Koike Shinsuke, Tanaka Saori C, Hayashi Takuya
University of Tokyo Institute for Diversity and Adaptation of Human Mind, The University of Tokyo, Tokyo 153-8902, Japan; Center for Evolutionary Cognitive Sciences, Graduate School of Arts and Sciences, The University of Tokyo, Tokyo 153-8902, Japan; The International Research Center for Neurointelligence (WPI-IRCN), The University of Tokyo Institutes for Advanced Study (UTIAS), Tokyo 113-8654, Japan.
Brain Information Communication Research Laboratory Group, Advanced Telecommunications Research Institute International, Kyoto 619-0288 Japan; Division of Information Science, Nara Institute of Science and Technology, Nara 630-0192, Japan.
Neurosci Biobehav Rev. 2025 Apr;171:106063. doi: 10.1016/j.neubiorev.2025.106063. Epub 2025 Feb 26.

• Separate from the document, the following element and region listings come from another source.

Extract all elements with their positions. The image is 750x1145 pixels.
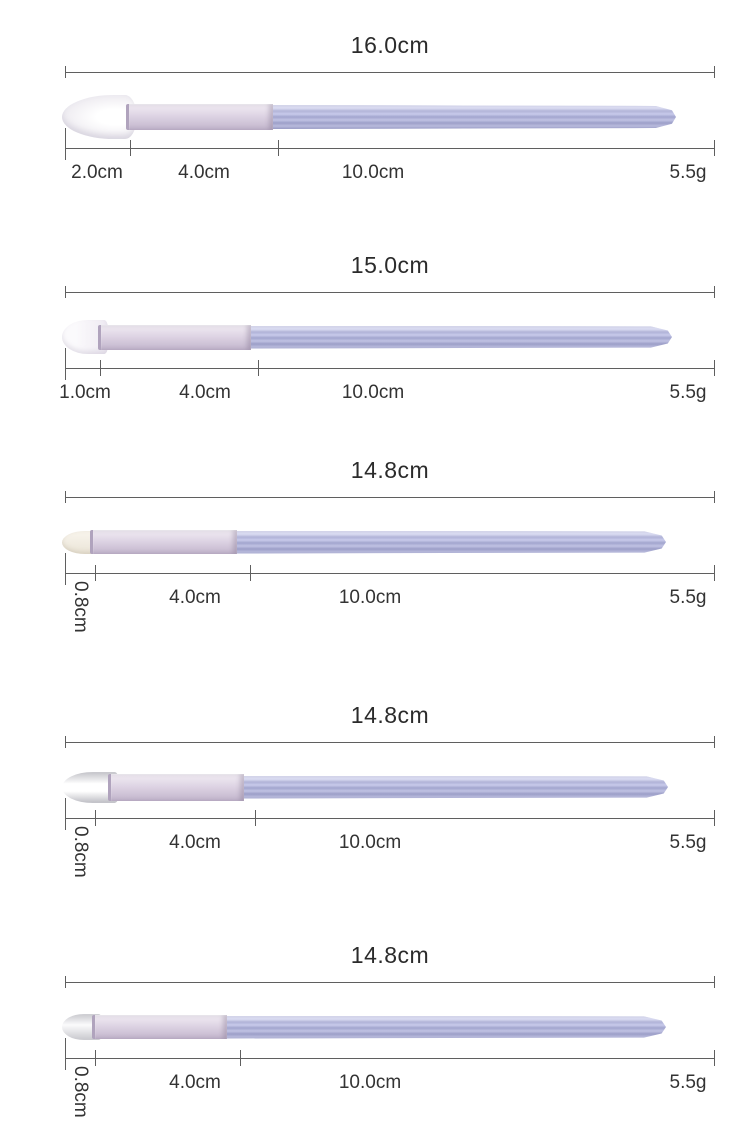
ferrule-length-label: 4.0cm (179, 382, 231, 403)
brush-illustration (62, 764, 668, 810)
dimension-tick (714, 565, 715, 581)
dimension-tick (714, 140, 715, 156)
brush-illustration (62, 94, 676, 140)
total-length-label: 14.8cm (350, 457, 430, 483)
weight-label: 5.5g (669, 382, 707, 403)
dimension-line (65, 497, 715, 498)
bristle-length-label: 0.8cm (70, 581, 91, 633)
dimension-tick (714, 1050, 715, 1066)
dimension-tick (65, 976, 66, 988)
dimension-tick (65, 128, 66, 160)
bristle-length-label: 0.8cm (70, 826, 91, 878)
total-length-dimension-line (65, 491, 715, 503)
dimension-tick (130, 140, 131, 156)
total-length-label: 15.0cm (350, 252, 430, 278)
dimension-line (65, 292, 715, 293)
dimension-tick (714, 491, 715, 503)
dimension-tick (714, 736, 715, 748)
weight-label: 5.5g (669, 832, 707, 853)
brush-spec-row: 15.0cm 1.0cm 4.0cm 10.0cm 5.5g (0, 230, 750, 455)
dimension-tick (65, 553, 66, 585)
brush-handle (250, 325, 672, 349)
ferrule-length-label: 4.0cm (169, 587, 221, 608)
dimension-line (65, 573, 715, 574)
total-length-label: 14.8cm (350, 942, 430, 968)
dimension-tick (714, 66, 715, 78)
dimension-tick (255, 810, 256, 826)
brush-ferrule (108, 773, 244, 801)
total-length-dimension-line (65, 736, 715, 748)
dimension-line (65, 148, 715, 149)
segment-dimension-line (65, 128, 715, 160)
brush-illustration (62, 314, 672, 360)
brush-ferrule (126, 104, 273, 130)
dimension-tick (65, 286, 66, 298)
brush-handle (226, 1015, 666, 1039)
ferrule-length-label: 4.0cm (169, 1072, 221, 1093)
ferrule-length-label: 4.0cm (178, 162, 230, 183)
total-length-dimension-line (65, 66, 715, 78)
dimension-line (65, 368, 715, 369)
segment-dimension-line (65, 553, 715, 585)
dimension-tick (714, 286, 715, 298)
brush-handle (272, 105, 676, 129)
brush-handle (236, 530, 666, 554)
handle-length-label: 10.0cm (338, 832, 402, 853)
bristle-length-label: 1.0cm (59, 382, 111, 403)
brush-ferrule (92, 1015, 227, 1039)
dimension-tick (714, 360, 715, 376)
dimension-tick (65, 1038, 66, 1070)
dimension-tick (65, 491, 66, 503)
bristle-length-label: 2.0cm (71, 162, 123, 183)
dimension-line (65, 982, 715, 983)
brush-handle (243, 775, 668, 799)
dimension-tick (95, 810, 96, 826)
dimension-line (65, 818, 715, 819)
dimension-tick (95, 565, 96, 581)
bristle-length-label: 0.8cm (70, 1066, 91, 1118)
segment-dimension-line (65, 1038, 715, 1070)
total-length-label: 14.8cm (350, 702, 430, 728)
handle-length-label: 10.0cm (341, 162, 405, 183)
segment-dimension-line (65, 348, 715, 380)
dimension-tick (65, 798, 66, 830)
handle-length-label: 10.0cm (341, 382, 405, 403)
dimension-tick (65, 66, 66, 78)
dimension-line (65, 72, 715, 73)
total-length-label: 16.0cm (350, 32, 430, 58)
brush-spec-row: 16.0cm 2.0cm 4.0cm 10.0cm 5.5g (0, 10, 750, 235)
dimension-tick (714, 810, 715, 826)
dimension-line (65, 742, 715, 743)
weight-label: 5.5g (669, 162, 707, 183)
segment-dimension-line (65, 798, 715, 830)
dimension-tick (278, 140, 279, 156)
dimension-tick (65, 736, 66, 748)
weight-label: 5.5g (669, 587, 707, 608)
weight-label: 5.5g (669, 1072, 707, 1093)
brush-spec-row: 14.8cm 0.8cm 4.0cm 10.0cm 5.5g (0, 680, 750, 905)
brush-spec-row: 14.8cm 0.8cm 4.0cm 10.0cm 5.5g (0, 435, 750, 660)
brush-illustration (62, 519, 666, 565)
brush-spec-row: 14.8cm 0.8cm 4.0cm 10.0cm 5.5g (0, 920, 750, 1145)
handle-length-label: 10.0cm (338, 1072, 402, 1093)
total-length-dimension-line (65, 976, 715, 988)
dimension-tick (65, 348, 66, 380)
total-length-dimension-line (65, 286, 715, 298)
dimension-tick (714, 976, 715, 988)
brush-ferrule (98, 324, 251, 350)
dimension-tick (95, 1050, 96, 1066)
fluffy-tapered-powder-brush-bristles (62, 95, 136, 139)
dimension-tick (240, 1050, 241, 1066)
ferrule-length-label: 4.0cm (169, 832, 221, 853)
dimension-line (65, 1058, 715, 1059)
brush-ferrule (90, 530, 237, 554)
brush-illustration (62, 1004, 666, 1050)
dimension-tick (258, 360, 259, 376)
dimension-tick (100, 360, 101, 376)
handle-length-label: 10.0cm (338, 587, 402, 608)
dimension-tick (250, 565, 251, 581)
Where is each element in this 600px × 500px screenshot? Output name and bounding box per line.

Recent magnetic resonance imaging (MRI) research has advanced our understanding of brain pathophysiology in psychiatric disorders. This progress necessitates re-evaluation of the diagnostic system for psychiatric disorders based on MRI-based biomarkers, with implications for precise clinical diagnosis and optimal therapeutics. To achieve this goal, large-scale multi-site studies are essential to develop a standardized MRI database, with the analysis of several thousands of images and the incorporation of new data. A critical challenge in these studies is to minimize sampling and measurement biases in MRI studies to accurately capture the diversity of disease-derived biomarkers. Various techniques have been employed to consolidate datasets from multiple sites in case-control studies. Traveling subject harmonization stands out as a powerful tool that can differentiate measurement bias from sample variety and sampling bias. A non-linear statistical model for a normative trajectory across the lifespan also strengthens the database to mitigate sampling bias from known factors such as age and sex. These approaches can enhance the alterations between psychiatric disorders and integrate new data and follow-up scans into existing life-course trajectory, enhancing the reliability of machine learning classification and subtyping. Although this approach has been developed using T1-weighted structural image features, future research may extend this framework to other modalities and measures. The required sample size and methodological establishment are needed for future investigations, leading to novel insights into the brain pathophysiology of psychiatric disorders and the development of optimal therapeutics for bedside clinical applications. Sharing big data and their findings also need to be considered.
最近的磁共振成像(MRI)研究推动了我们对精神疾病大脑病理生理学的理解。这一进展使得有必要基于MRI生物标志物重新评估精神疾病的诊断系统,这对精确的临床诊断和最佳治疗具有重要意义。为实现这一目标,大规模多中心研究对于建立标准化的MRI数据库至关重要,需要分析数千张图像并纳入新数据。这些研究中的一个关键挑战是尽量减少MRI研究中的采样和测量偏差,以准确捕捉疾病衍生生物标志物的多样性。在病例对照研究中,已采用各种技术来整合来自多个中心的数据集。移动受试者标准化作为一种强大的工具脱颖而出,它可以区分测量偏差与样本差异和采样偏差。一种用于整个生命周期规范轨迹的非线性统计模型也加强了数据库,以减轻年龄和性别等已知因素造成的采样偏差。这些方法可以增强精神疾病之间的差异,并将新数据和随访扫描整合到现有的生命历程轨迹中,提高机器学习分类和亚型分析的可靠性。尽管这种方法是利用T1加权结构图像特征开发的,但未来的研究可能会将这个框架扩展到其他模态和测量方法。未来的研究需要确定所需的样本量并建立方法,从而对精神疾病的大脑病理生理学有新的认识,并开发出适用于床边临床应用的最佳治疗方法。还需要考虑大数据及其研究结果的共享。